The manner of the killing, cold-blooded and sadistically systematic, clearly differentiates it from anything that the Israelis have done in Lebanon, which is perhaps closer to the bombing of German cities by the RAF - but who, apart from apologists of Hitler à la David Irving, leaps to a comparison between Bomber Command's pilots and the Nazis? The first to use air power in the Middle East as a deterrent against guerrilla activity were the British, during their earlier, interwar occupation of Iraq, when the RAF strafed villages in retaliation for attacks on the occupying forces. Distasteful, yes - but hardly comparable to Nazi practices. The American bombing of Vietnam and the Italian bombing, under Mussolini, of Abyssinia were much worse, but nobody sensible now seriously compares them with the Nazis. Why must that ultimate insult be reserved for Israel, the Jewish state?

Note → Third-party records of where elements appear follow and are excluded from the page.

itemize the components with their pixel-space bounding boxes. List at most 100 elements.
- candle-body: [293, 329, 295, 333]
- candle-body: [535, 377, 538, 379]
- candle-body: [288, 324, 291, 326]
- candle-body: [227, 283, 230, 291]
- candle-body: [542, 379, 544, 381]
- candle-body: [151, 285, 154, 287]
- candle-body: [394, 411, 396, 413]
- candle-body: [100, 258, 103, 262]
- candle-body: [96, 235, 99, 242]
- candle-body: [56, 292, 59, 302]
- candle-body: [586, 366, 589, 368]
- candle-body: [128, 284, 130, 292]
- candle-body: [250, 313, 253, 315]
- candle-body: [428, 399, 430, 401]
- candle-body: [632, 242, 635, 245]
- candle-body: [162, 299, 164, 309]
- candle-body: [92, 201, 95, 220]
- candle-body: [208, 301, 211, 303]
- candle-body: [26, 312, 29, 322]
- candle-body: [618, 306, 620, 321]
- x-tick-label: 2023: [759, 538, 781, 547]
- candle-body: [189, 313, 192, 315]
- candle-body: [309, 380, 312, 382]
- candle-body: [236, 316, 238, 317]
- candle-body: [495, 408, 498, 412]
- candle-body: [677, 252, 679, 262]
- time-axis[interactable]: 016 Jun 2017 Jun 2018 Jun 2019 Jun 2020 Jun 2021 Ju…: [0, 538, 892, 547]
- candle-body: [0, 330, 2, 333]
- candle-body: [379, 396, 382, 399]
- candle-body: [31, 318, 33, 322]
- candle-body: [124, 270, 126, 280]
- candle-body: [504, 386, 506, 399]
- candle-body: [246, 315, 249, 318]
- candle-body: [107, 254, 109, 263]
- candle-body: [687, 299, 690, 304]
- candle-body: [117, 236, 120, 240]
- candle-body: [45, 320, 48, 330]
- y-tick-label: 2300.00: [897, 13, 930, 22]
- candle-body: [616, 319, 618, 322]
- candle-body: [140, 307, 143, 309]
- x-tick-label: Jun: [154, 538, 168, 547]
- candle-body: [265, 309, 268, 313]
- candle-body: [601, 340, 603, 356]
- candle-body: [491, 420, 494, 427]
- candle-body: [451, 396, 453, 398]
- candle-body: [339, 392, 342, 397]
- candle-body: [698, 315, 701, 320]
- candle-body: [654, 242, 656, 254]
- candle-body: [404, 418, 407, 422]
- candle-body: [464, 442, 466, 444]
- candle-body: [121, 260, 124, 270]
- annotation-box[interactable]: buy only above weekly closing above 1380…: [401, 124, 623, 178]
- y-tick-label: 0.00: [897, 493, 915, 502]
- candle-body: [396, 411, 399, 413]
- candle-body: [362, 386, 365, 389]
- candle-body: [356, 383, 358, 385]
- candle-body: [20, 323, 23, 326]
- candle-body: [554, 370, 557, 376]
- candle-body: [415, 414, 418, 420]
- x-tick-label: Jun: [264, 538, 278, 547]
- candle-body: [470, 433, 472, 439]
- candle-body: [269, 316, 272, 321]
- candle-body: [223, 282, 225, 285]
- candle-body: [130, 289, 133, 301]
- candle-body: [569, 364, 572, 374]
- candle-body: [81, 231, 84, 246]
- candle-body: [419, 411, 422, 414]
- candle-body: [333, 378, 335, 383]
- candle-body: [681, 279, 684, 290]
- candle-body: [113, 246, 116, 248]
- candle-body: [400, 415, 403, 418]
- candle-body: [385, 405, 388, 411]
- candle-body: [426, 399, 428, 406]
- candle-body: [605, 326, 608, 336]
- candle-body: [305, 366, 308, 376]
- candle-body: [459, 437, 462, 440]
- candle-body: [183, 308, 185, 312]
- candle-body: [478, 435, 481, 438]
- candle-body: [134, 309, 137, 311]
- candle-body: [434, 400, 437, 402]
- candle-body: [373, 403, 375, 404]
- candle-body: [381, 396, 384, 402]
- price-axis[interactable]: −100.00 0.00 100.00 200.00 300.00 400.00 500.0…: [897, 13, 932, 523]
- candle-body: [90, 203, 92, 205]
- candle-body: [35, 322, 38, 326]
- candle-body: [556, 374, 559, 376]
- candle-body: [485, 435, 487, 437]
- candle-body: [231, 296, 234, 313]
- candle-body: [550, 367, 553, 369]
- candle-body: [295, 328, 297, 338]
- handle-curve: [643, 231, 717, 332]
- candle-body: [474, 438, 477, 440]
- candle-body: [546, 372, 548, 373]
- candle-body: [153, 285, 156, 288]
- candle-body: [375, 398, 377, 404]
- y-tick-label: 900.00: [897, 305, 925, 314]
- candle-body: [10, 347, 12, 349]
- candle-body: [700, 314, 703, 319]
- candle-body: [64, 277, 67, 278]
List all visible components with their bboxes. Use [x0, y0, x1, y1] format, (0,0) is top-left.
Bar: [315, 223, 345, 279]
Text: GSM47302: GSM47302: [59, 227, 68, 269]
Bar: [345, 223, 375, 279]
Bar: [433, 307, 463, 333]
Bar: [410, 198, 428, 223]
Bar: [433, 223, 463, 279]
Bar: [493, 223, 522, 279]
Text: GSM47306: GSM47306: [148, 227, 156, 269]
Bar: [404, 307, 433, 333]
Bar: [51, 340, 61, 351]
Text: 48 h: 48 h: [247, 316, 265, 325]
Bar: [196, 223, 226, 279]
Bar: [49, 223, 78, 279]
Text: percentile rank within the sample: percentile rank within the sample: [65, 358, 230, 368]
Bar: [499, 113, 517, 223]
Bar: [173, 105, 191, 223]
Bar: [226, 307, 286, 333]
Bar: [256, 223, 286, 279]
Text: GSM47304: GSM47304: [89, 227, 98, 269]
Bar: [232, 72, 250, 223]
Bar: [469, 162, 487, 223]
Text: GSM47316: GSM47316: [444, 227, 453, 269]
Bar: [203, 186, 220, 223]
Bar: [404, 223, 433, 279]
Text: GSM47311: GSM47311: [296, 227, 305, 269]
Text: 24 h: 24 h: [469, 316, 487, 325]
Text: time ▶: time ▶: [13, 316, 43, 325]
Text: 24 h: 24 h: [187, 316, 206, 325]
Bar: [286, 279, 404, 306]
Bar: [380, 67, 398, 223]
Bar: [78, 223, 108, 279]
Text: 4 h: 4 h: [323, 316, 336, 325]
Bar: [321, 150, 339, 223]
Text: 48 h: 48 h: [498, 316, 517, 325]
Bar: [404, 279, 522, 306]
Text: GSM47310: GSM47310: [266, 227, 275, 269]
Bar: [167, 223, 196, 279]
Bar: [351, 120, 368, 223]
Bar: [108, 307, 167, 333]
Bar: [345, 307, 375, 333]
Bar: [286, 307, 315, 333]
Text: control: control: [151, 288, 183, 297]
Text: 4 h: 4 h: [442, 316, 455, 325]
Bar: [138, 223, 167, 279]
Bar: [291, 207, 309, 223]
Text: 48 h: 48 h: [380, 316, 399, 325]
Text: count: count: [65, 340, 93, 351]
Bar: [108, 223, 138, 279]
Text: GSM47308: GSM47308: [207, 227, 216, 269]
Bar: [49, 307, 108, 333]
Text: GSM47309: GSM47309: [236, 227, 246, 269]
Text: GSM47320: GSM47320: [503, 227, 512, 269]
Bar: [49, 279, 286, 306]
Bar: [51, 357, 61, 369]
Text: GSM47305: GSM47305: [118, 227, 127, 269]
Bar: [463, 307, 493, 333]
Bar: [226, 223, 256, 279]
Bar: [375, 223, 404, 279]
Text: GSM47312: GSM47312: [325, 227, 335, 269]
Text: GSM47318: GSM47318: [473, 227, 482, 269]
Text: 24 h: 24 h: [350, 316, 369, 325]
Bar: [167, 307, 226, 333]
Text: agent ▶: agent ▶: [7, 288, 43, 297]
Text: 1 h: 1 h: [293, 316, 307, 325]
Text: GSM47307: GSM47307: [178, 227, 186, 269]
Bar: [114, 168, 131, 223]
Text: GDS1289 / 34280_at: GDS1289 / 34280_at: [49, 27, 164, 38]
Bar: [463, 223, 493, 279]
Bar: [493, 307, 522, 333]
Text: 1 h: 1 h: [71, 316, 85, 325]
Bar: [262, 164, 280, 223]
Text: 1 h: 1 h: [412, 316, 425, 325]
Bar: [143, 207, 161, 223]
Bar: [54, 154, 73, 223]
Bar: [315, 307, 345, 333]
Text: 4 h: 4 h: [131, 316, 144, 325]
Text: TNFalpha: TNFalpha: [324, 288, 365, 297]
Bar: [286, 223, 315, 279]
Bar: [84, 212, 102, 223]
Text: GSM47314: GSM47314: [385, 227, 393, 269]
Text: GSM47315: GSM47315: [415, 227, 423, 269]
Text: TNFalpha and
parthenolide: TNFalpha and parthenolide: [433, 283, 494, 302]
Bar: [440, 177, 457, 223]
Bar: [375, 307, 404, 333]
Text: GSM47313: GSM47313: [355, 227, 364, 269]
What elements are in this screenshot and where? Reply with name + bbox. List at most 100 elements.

As for occupations of Muslim territories, the Russian occupation of Chechnya has been immeasurably more brutal and costly in lives than anything the Israelis have done in Lebanon (or elsewhere), but I doubt that it would ever occur to you to compare Presidents Yeltsin or Putin with the Nazis, even though the First Chechen War (1994-96) cost tens of thousands of civilian casualties. Much the same applies to the Indian occupation of Kashmir, though you would no doubt dismiss as absurd any comparison of Nazi Germany with India.

That is because only a regime like Hitler's can take the kind of measures that it did. After all, the killing of hostages was - if one may put it like that - at the mild end of the scale of Nazi atrocities. At the other end were such measures as the killing of over three million Soviet prisoners of war, the mass liquidation of the mentally and physically handicapped in Germany, and the racially inspired extermination of millions of Jews and gypsies - men, women and children - in the Holocaust. These measures have no parallel in anything ever done by the Israelis, hard though they have sometimes struck at their Arab foes.

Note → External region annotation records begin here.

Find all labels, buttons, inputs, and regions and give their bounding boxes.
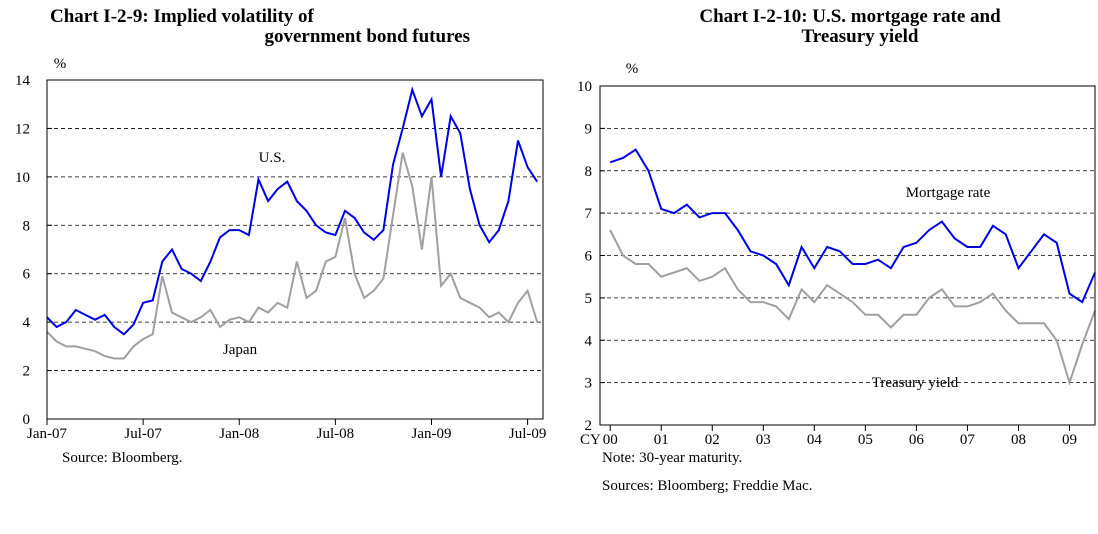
y-tick-label: 14 — [15, 73, 31, 89]
x-tick-label: 04 — [807, 432, 823, 448]
y-tick-label: 12 — [15, 121, 30, 137]
x-tick-label: Jan-07 — [27, 426, 67, 442]
y-tick-label: 3 — [585, 376, 593, 392]
y-tick-label: 5 — [585, 291, 593, 307]
annotation: Mortgage rate — [906, 185, 991, 201]
y-tick-label: 0 — [23, 412, 31, 428]
plot-frame — [46, 79, 544, 420]
y-tick-label: 6 — [23, 267, 31, 283]
x-axis-label: CY — [580, 432, 601, 448]
annotation: Treasury yield — [872, 375, 959, 391]
x-tick-label: Jul-09 — [509, 426, 547, 442]
x-tick-label: 08 — [1011, 432, 1026, 448]
y-axis-unit: % — [626, 61, 639, 77]
series-line — [46, 152, 539, 360]
y-tick-label: 2 — [23, 364, 31, 380]
y-tick-label: 10 — [577, 79, 592, 95]
y-tick-label: 8 — [585, 164, 593, 180]
x-tick-label: 06 — [909, 432, 925, 448]
note: Sources: Bloomberg; Freddie Mac. — [602, 478, 813, 494]
y-tick-label: 8 — [23, 218, 31, 234]
note: Note: 30-year maturity. — [602, 450, 742, 466]
x-tick-label: 02 — [705, 432, 720, 448]
y-tick-label: 10 — [15, 170, 30, 186]
annotation: U.S. — [259, 150, 286, 166]
chart-title: Chart I-2-9: Implied volatility of — [50, 6, 315, 27]
y-axis-unit: % — [54, 56, 67, 72]
x-tick-label: Jan-08 — [219, 426, 259, 442]
x-tick-label: 05 — [858, 432, 873, 448]
plot-frame — [599, 85, 1096, 426]
y-tick-label: 4 — [23, 315, 31, 331]
y-tick-label: 2 — [585, 418, 593, 434]
note: Source: Bloomberg. — [62, 450, 183, 466]
x-tick-label: 03 — [756, 432, 771, 448]
series-line — [609, 229, 1096, 386]
x-tick-label: 07 — [960, 432, 976, 448]
x-tick-label: Jul-08 — [317, 426, 355, 442]
chart-title: Treasury yield — [802, 26, 919, 47]
x-tick-label: Jul-07 — [124, 426, 162, 442]
y-tick-label: 4 — [585, 333, 593, 349]
series-line — [46, 86, 539, 336]
series-line — [609, 148, 1096, 304]
y-tick-label: 9 — [585, 121, 593, 137]
x-tick-label: Jan-09 — [411, 426, 451, 442]
y-tick-label: 6 — [585, 249, 593, 265]
y-tick-label: 7 — [585, 206, 593, 222]
x-tick-label: 01 — [654, 432, 669, 448]
chart-title: government bond futures — [265, 26, 471, 47]
chart-title: Chart I-2-10: U.S. mortgage rate and — [699, 6, 1001, 27]
annotation: Japan — [223, 342, 258, 358]
x-tick-label: 00 — [603, 432, 618, 448]
x-tick-label: 09 — [1062, 432, 1077, 448]
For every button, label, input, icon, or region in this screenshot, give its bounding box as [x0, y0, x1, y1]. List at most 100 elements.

Israel is a democracy - almost the only one in the Middle East - where Israeli Arabs, some 20 per cent of the population, enjoy rights unknown in Arab countries. Israel is a country under the rule of law, where the extreme repressive and murderous measures of the great totalitarian dictatorships are impossible, even in the occupied Palestinian territories. Hitler was able to treat his victim groups outside Germany with such savagery only because he had first destroyed all vestiges of democracy and democratic values inside Germany. That was the necessary precondition for the Nazi reign of terror in occupied Europe, and it does not apply in Israel.

So why is it that people who ought to know better leap so readily to the comparison between Nazi Germany and Israel? It is, of course, the most profoundly wounding insult that one can hurl at the Jewish state - and by extension at all Jews, including British Jews. If someone called me a 'bloody Jewboy', I'd merely think him/her mildly deranged; but the Nazi-Jewish comparison infuriates me, because it dishonours the memory of my grandparents and those countless others who were shot, starved, gassed and burnt by the million in the camps and ghettos of the East. Anyone who cannot see that is afflicted by grave moral and emotional insensitivity.

When people like you, the moral arbiters of the political press, open the door, those less fastidious flock through. On the right, Tory MP Sir Peter Tapsell, a throwback to the 1930s, compares Israeli actions against Hezbollah guerrillas with the annihilation of Warsaw Ghetto fighters by the SS. On the left, my local rag, the historically illiterate Camden New Journal, prints a letter using the Blitz to show that Israel takes 'Nazi' retaliatory measures, while Britain forbore from retributive bombing (tell that to the inhabitants of Dresden). God help us!

I appeal to you to reconsider your remarks, in the light of the hurt they cause to the community of Holocaust survivors in Britain.